De Ishbitzer Rebbe, R'Mordechai Yosef Leiner leert in zijn Mei Hashilo'ach dat er een verband bestaat tussen deze 8 gewaden en onze dagelijkse gebeden. Precies voor de Sjema dawnen – bidden – we tot Hasjem ons te helpen op 8 verschillende manieren om zo verbonden te zijn met Zijn Tora: “lehavien oelhaskiel, lisjmoa' lilmod oellamed lisjmor wela'asot oelqadem 'et kol divrej talmoed toratecha be'ahavah... om met liefde te begrijpen en te verduidelijken, te luisteren, te leren, te onderwijzen, te bewaken, uit te voeren en het vervullen van de woorden van Jouw Tora-leringen...”. Ieder woord komt overeen met 1 van de gewaden van de Kohen Hagadol.

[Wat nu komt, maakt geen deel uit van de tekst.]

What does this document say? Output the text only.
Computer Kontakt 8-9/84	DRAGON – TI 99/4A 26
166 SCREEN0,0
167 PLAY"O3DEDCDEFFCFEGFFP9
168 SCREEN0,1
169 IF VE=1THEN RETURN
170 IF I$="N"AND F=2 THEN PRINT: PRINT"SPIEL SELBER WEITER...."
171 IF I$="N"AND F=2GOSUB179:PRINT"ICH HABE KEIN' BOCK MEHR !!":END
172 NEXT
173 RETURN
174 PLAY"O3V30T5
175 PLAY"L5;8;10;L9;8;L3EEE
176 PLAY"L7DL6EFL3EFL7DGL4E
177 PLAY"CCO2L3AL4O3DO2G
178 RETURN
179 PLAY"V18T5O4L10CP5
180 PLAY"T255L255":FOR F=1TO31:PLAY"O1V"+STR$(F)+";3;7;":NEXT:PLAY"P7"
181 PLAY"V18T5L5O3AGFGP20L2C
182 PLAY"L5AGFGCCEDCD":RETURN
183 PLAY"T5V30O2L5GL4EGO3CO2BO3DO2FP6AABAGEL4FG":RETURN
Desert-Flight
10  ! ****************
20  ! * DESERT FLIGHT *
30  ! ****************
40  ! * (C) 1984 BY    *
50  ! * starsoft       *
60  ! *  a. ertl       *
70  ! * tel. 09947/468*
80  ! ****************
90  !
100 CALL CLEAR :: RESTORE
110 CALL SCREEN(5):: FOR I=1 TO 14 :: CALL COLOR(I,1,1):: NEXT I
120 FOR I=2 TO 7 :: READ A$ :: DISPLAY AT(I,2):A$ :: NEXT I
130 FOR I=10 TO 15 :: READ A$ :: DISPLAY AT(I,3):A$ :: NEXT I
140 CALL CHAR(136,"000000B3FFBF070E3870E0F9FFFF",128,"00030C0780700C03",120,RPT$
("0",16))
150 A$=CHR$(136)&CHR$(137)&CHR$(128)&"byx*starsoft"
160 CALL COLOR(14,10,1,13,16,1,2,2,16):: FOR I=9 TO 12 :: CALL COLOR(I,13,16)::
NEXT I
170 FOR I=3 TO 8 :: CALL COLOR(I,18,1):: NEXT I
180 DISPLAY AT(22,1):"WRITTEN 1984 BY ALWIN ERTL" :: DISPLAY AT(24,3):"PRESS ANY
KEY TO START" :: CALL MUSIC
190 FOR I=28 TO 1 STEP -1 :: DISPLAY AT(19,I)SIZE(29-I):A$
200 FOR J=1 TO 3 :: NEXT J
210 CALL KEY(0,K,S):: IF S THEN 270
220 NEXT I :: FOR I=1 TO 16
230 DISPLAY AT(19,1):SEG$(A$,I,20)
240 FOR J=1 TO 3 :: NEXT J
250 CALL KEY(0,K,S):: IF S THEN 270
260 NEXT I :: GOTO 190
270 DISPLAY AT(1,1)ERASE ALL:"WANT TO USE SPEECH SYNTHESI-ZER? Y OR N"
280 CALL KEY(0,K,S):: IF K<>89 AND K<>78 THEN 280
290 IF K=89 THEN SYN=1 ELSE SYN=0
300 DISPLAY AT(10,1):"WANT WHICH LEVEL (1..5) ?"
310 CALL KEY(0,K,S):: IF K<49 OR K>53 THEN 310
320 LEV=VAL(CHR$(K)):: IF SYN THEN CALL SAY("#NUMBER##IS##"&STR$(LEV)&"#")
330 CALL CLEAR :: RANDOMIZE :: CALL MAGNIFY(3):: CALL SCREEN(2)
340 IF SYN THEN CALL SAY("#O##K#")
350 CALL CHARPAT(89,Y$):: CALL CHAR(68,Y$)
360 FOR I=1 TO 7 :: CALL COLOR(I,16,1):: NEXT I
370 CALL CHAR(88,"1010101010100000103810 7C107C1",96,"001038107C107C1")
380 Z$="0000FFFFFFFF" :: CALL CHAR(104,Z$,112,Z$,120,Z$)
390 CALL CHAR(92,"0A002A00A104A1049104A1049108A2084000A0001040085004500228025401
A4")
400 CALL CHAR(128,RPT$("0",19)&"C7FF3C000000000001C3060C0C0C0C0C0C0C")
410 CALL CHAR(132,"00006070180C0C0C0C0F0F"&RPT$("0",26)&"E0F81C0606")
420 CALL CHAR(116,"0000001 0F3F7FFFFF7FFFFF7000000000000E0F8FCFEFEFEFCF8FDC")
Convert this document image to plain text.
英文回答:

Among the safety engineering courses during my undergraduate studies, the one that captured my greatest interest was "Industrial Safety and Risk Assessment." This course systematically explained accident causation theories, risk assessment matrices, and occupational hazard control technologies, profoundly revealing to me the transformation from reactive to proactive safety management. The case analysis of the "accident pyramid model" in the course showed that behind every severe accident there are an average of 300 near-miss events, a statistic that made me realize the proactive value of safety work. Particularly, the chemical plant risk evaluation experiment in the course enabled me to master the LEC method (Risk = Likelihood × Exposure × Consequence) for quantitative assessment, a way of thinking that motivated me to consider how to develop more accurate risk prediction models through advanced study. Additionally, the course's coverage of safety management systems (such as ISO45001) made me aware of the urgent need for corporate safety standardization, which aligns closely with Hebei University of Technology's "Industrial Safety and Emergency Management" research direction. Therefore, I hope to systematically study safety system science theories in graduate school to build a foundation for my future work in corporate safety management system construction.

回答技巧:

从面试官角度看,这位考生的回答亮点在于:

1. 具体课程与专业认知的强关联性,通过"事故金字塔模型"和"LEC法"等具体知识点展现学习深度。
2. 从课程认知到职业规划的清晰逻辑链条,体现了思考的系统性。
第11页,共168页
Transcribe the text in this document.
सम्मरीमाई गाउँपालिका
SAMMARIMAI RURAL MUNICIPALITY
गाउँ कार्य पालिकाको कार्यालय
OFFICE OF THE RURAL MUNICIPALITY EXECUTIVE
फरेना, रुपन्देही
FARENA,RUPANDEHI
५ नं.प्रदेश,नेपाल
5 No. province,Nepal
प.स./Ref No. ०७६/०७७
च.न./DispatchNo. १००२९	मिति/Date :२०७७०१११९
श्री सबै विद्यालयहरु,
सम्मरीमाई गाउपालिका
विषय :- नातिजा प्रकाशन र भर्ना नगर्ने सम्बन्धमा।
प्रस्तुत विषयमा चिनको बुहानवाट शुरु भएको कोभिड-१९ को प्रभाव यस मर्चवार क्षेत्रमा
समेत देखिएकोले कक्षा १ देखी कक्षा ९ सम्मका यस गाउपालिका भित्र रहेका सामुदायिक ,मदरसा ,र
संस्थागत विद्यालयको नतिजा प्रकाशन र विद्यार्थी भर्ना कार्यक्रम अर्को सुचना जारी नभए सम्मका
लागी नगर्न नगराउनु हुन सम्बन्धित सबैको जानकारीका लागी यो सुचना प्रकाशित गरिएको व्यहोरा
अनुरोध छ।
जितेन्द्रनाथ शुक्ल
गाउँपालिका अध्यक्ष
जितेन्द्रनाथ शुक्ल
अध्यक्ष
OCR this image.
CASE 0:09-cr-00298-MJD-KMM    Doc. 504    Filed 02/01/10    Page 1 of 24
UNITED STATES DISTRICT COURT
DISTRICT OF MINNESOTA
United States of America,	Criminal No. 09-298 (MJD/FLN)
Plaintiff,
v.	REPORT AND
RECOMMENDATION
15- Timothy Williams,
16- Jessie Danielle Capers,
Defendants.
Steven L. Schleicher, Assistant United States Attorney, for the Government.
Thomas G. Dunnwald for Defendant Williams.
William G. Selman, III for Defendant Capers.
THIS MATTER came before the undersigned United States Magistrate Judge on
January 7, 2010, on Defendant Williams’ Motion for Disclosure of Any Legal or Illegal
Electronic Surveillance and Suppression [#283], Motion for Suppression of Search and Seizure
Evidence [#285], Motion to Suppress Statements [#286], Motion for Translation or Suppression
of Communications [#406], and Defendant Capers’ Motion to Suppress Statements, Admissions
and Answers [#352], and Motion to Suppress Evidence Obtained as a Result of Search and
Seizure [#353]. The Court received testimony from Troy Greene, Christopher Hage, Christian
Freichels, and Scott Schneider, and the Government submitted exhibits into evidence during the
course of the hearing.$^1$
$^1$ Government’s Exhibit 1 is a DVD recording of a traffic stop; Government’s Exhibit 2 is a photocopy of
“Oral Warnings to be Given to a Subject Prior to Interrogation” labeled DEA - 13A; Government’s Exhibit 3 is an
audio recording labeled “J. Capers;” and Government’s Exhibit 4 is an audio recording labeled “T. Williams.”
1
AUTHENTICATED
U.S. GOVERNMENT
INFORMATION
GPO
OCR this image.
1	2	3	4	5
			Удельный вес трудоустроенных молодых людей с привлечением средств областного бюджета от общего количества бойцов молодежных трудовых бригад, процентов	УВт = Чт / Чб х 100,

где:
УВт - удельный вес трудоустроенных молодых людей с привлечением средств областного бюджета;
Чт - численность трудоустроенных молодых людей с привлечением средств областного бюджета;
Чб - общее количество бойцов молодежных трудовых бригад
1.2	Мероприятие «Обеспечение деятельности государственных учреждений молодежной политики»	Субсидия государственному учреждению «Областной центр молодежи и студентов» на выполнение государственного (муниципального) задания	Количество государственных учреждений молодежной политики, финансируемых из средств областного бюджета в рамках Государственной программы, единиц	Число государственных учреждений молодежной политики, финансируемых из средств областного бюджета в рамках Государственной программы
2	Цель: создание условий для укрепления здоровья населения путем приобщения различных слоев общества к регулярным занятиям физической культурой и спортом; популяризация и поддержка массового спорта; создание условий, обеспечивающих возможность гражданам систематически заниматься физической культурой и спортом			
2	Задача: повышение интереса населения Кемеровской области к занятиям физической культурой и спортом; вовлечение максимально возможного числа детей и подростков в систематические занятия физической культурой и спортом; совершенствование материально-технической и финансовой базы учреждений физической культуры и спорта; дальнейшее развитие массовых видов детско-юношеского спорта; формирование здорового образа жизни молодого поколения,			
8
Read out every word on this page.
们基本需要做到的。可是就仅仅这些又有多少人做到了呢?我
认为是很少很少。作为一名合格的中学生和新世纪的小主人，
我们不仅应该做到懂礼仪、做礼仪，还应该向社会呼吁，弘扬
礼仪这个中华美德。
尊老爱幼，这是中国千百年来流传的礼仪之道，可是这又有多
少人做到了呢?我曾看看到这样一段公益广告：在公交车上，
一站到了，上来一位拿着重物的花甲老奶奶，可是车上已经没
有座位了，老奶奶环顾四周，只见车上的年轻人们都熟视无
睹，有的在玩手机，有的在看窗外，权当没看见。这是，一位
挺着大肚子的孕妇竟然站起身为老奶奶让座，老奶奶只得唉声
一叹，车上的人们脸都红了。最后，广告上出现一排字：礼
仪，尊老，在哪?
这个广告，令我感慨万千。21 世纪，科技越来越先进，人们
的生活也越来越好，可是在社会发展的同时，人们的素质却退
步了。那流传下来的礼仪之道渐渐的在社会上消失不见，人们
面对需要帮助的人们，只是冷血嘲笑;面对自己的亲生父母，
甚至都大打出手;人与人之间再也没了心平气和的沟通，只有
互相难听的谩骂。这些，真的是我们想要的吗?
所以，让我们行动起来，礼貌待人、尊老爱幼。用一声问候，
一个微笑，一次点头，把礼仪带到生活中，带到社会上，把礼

Lehavien – te begrijpen – komt overeen met de Sjerp. De Sjerp deed verzoening voor slechte gedachten [Arachin 16a]. De Sjerp werd over het hart gedragen, waar iemands begrip zetelt. De Sjerp was 32 amot lang, terwijl de numerieke waarde van hart – lev – ook 32 is.
Lehaskiel – te verduidelijken – komt overeen met de Chosjen, de Borstplaat. De Chosjen deed verzoening voor valse oordelen. Ook de Chosjen werd op het hart gedragen. Vals oordeel wordt namelijk veroorzaakt door slechte gedachten.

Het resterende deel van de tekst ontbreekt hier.